Top Scientists Urge Trump to Abide by Iran Nuclear Deal


Tehran (ISNA) - Dozens of US top scientists wrote to President-elect Donald J. Trump on Monday to urge him not to dismantle the Iran deal, calling it a strong bulwark against any Iranian bid to make nuclear arms, The New York Times reported.

“We urge you to preserve this critical U.S. strategic asset,” the letter read. The 37 signatories included Nobel laureates, veteran makers of nuclear arms, former White House science advisers and the chief executive of the world’s largest general society of scientists.

During the campaign, Mr. Trump called the Iran accord “the worst deal ever negotiated.”

The letter was organized by Richard L. Garwin, a physicist who helped design the world’s first hydrogen bomb and has long advised Washington on nuclear weapons and arms control.

The letter to Mr. Trump says its objective is to “provide our assessment” of the Iran deal since it was put in effect nearly a year ago. On Jan. 16, 2016, the International Atomic Energy Agency, the technical body in Vienna that oversees the accord with teams of inspectors it has sent to Iran, gave its approval, saying Tehran had curbed its nuclear program enough to begin receiving relief from longstanding sanctions.

The letter writers zeroed in on the dismantling of Iran’s ability to purify uranium. They said Tehran, as agreed, had shut down roughly two-thirds of its whirling machines for enriching uranium, had exported more than 95 percent of the material it had enriched to 4 percent and had given up its production of uranium enriched to near 20 percent.

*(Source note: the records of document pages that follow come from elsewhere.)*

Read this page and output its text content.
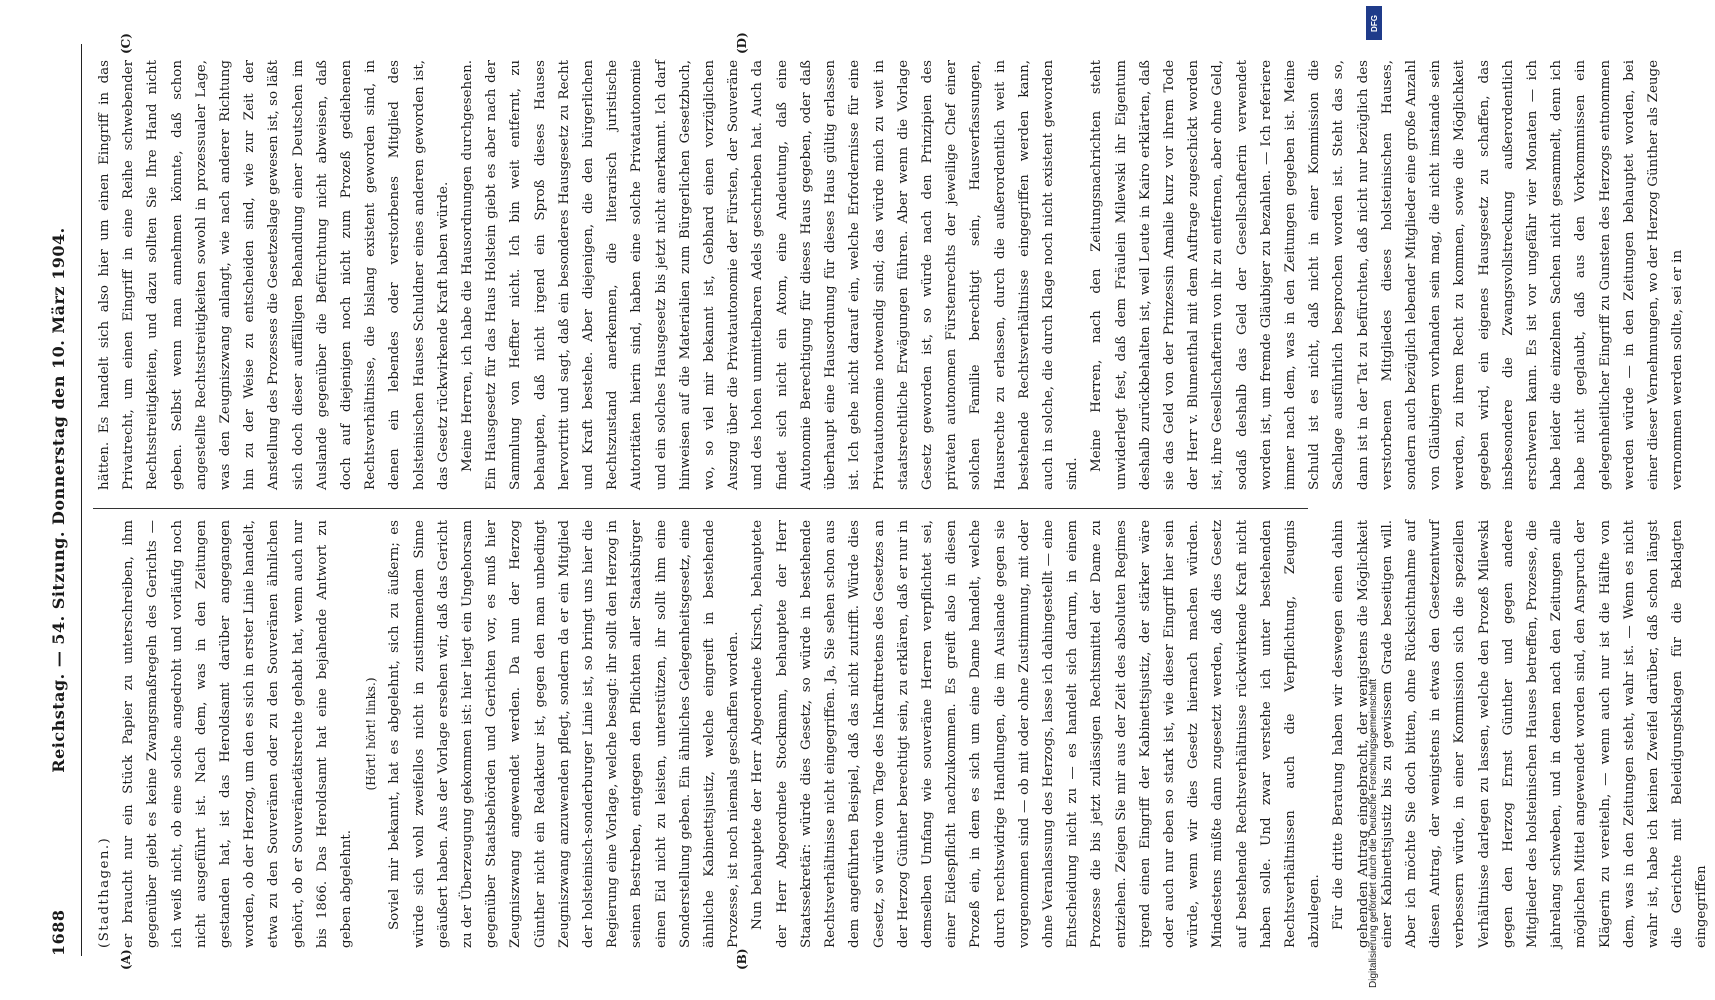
1688
Reichstag. — 54. Sitzung. Donnerstag den 10. März 1904.
(A)	(B)
(C)	(D)

(Stadthagen.) er braucht nur ein Stück Papier zu unterschreiben, ihm gegenüber giebt es keine Zwangsmaßregeln des Gerichts — ich weiß nicht, ob eine solche angedroht und vorläufig noch nicht ausgeführt ist. Nach dem, was in den Zeitungen gestanden hat, ist das Heroldsamt darüber angegangen worden, ob der Herzog, um den es sich in erster Linie handelt, etwa zu den Souveränen oder zu den Souveränen ähnlichen gehört, ob er Souveränetätsrechte gehabt hat, wenn auch nur bis 1866. Das Heroldsamt hat eine bejahende Antwort zu geben abgelehnt.

(Hört! hört! links.) Soviel mir bekannt, hat es abgelehnt, sich zu äußern; es würde sich wohl zweifellos nicht in zustimmendem Sinne geäußert haben. Aus der Vorlage ersehen wir, daß das Gericht zu der Überzeugung gekommen ist: hier liegt ein Ungehorsam gegenüber Staatsbehörden und Gerichten vor, es muß hier Zeugniszwang angewendet werden. Da nun der Herzog Günther nicht ein Redakteur ist, gegen den man unbedingt Zeugniszwang anzuwenden pflegt, sondern da er ein Mitglied der holsteinisch-sonderburger Linie ist, so bringt uns hier die Regierung eine Vorlage, welche besagt: ihr sollt den Herzog in seinen Bestreben, entgegen den Pflichten aller Staatsbürger einen Eid nicht zu leisten, unterstützen, ihr sollt ihm eine Sonderstellung geben. Ein ähnliches Gelegenheitsgesetz, eine ähnliche Kabinettsjustiz, welche eingreift in bestehende Prozesse, ist noch niemals geschaffen worden. Nun behauptete der Herr Abgeordnete Kirsch, behauptete der Herr Abgeordnete Stockmann, behauptete der Herr Staatssekretär: würde dies Gesetz, so würde in bestehende Rechtsverhältnisse nicht eingegriffen. Ja, Sie sehen schon aus dem angeführten Beispiel, daß das nicht zutrifft. Würde dies Gesetz, so würde vom Tage des Inkrafttretens des Gesetzes an der Herzog Günther berechtigt sein, zu erklären, daß er nur in demselben Umfang wie souveräne Herren verpflichtet sei, einer Eidespflicht nachzukommen. Es greift also in diesen Prozeß ein, in dem es sich um eine Dame handelt, welche durch rechtswidrige Handlungen, die im Auslande gegen sie vorgenommen sind — ob mit oder ohne Zustimmung, mit oder ohne Veranlassung des Herzogs, lasse ich dahingestellt — eine Entscheidung nicht zu — es handelt sich darum, in einem Prozesse die bis jetzt zulässigen Rechtsmittel der Dame zu entziehen. Zeigen Sie mir aus der Zeit des absoluten Regimes irgend einen Eingriff der Kabinettsjustiz, der stärker wäre oder auch nur eben so stark ist, wie dieser Eingriff hier sein würde, wenn wir dies Gesetz hiernach machen würden. Mindestens müßte dann zugesetzt werden, daß dies Gesetz auf bestehende Rechtsverhältnisse rückwirkende Kraft nicht haben solle. Und zwar verstehe ich unter bestehenden Rechtsverhältnissen auch die Verpflichtung, Zeugnis abzulegen. Für die dritte Beratung haben wir deswegen einen dahin gehenden Antrag eingebracht, der wenigstens die Möglichkeit einer Kabinettsjustiz bis zu gewissem Grade beseitigen will. Aber ich möchte Sie doch bitten, ohne Rücksichtnahme auf diesen Antrag, der wenigstens in etwas den Gesetzentwurf verbessern würde, in einer Kommission sich die speziellen Verhältnisse darlegen zu lassen, welche den Prozeß Milewski gegen den Herzog Ernst Günther und gegen andere Mitglieder des holsteinischen Hauses betreffen, Prozesse, die jahrelang schweben, und in denen nach den Zeitungen alle möglichen Mittel angewendet worden sind, den Anspruch der Klägerin zu vereiteln, — wenn auch nur ist die Hälfte von dem, was in den Zeitungen steht, wahr ist. — Wenn es nicht wahr ist, habe ich keinen Zweifel darüber, daß schon längst die Gerichte mit Beleidigungsklagen für die Beklagten eingegriffen

hätten. Es handelt sich also hier um einen Eingriff in das Privatrecht, um einen Eingriff in eine Reihe schwebender Rechtsstreitigkeiten, und dazu sollten Sie Ihre Hand nicht geben. Selbst wenn man annehmen könnte, daß schon angestellte Rechtsstreitigkeiten sowohl in prozessualer Lage, was den Zeugniszwang anlangt, wie nach anderer Richtung hin zu der Weise zu entscheiden sind, wie zur Zeit der Anstellung des Prozesses die Gesetzeslage gewesen ist, so läßt sich doch dieser auffälligen Behandlung einer Deutschen im Auslande gegenüber die Befürchtung nicht abweisen, daß doch auf diejenigen noch nicht zum Prozeß gediehenen Rechtsverhältnisse, die bislang existent geworden sind, in denen ein lebendes oder verstorbenes Mitglied des holsteinischen Hauses Schuldner eines anderen geworden ist, das Gesetz rückwirkende Kraft haben würde. Meine Herren, ich habe die Hausordnungen durchgesehen. Ein Hausgesetz für das Haus Holstein giebt es aber nach der Sammlung von Heffter nicht. Ich bin weit entfernt, zu behaupten, daß nicht irgend ein Sproß dieses Hauses hervortritt und sagt, daß ein besonderes Hausgesetz zu Recht und Kraft bestehe. Aber diejenigen, die den bürgerlichen Rechtszustand anerkennen, die literarisch juristische Autoritäten hierin sind, haben eine solche Privatautonomie und ein solches Hausgesetz bis jetzt nicht anerkannt. Ich darf hinweisen auf die Materialien zum Bürgerlichen Gesetzbuch, wo, so viel mir bekannt ist, Gebhard einen vorzüglichen Auszug über die Privatautonomie der Fürsten, der Souveräne und des hohen unmittelbaren Adels geschrieben hat. Auch da findet sich nicht ein Atom, eine Andeutung, daß eine Autonomie Berechtigung für dieses Haus gegeben, oder daß überhaupt eine Hausordnung für dieses Haus gültig erlassen ist. Ich gehe nicht darauf ein, welche Erfordernisse für eine Privatautonomie notwendig sind; das würde mich zu weit in staatsrechtliche Erwägungen führen. Aber wenn die Vorlage Gesetz geworden ist, so würde nach den Prinzipien des privaten autonomen Fürstenrechts der jeweilige Chef einer solchen Familie berechtigt sein, Hausverfassungen, Hausrechte zu erlassen, durch die außerordentlich weit in bestehende Rechtsverhältnisse eingegriffen werden kann, auch in solche, die durch Klage noch nicht existent geworden sind.

Meine Herren, nach den Zeitungsnachrichten steht unwiderlegt fest, daß dem Fräulein Milewski ihr Eigentum deshalb zurückbehalten ist, weil Leute in Kairo erklärten, daß sie das Geld von der Prinzessin Amalie kurz vor ihrem Tode der Herr v. Blumenthal mit dem Auftrage zugeschickt worden ist, ihre Gesellschafterin von ihr zu entfernen, aber ohne Geld, sodaß deshalb das Geld der Gesellschafterin verwendet worden ist, um fremde Gläubiger zu bezahlen. — Ich referiere immer nach dem, was in den Zeitungen gegeben ist. Meine Schuld ist es nicht, daß nicht in einer Kommission die Sachlage ausführlich besprochen worden ist. Steht das so, dann ist in der Tat zu befürchten, daß nicht nur bezüglich des verstorbenen Mitgliedes dieses holsteinischen Hauses, sondern auch bezüglich lebender Mitglieder eine große Anzahl von Gläubigern vorhanden sein mag, die nicht imstande sein werden, zu ihrem Recht zu kommen, sowie die Möglichkeit gegeben wird, ein eigenes Hausgesetz zu schaffen, das insbesondere die Zwangsvollstreckung außerordentlich erschweren kann. Es ist vor ungefähr vier Monaten — ich habe leider die einzelnen Sachen nicht gesammelt, denn ich habe nicht geglaubt, daß aus den Vorkommnissen ein gelegenheitlicher Eingriff zu Gunsten des Herzogs entnommen werden würde — in den Zeitungen behauptet worden, bei einer dieser Vernehmungen, wo der Herzog Günther als Zeuge vernommen werden sollte, sei er in

DFG
Digitalisierung gefördert durch die Deutsche Forschungsgemeinschaft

In summary, the letter said, the deal “has dramatically reduced the risk that Iran could suddenly produce significant quantities” of material for making nuclear arms and “lowered the pressure felt by Iran’s neighbors to develop their own nuclear weapons options.”

In Monday’s letter, the scientists and nuclear experts noted that the accord takes no options off the table for Mr. Trump or any future president. “It provides both time and legitimacy for an effective response.” they wrote.

Many of the 37 signatories were among the 29 who praised the accord in a letter to President Obama in August 2015, a month after the deal was signed and sharp public debate had begun on its merits.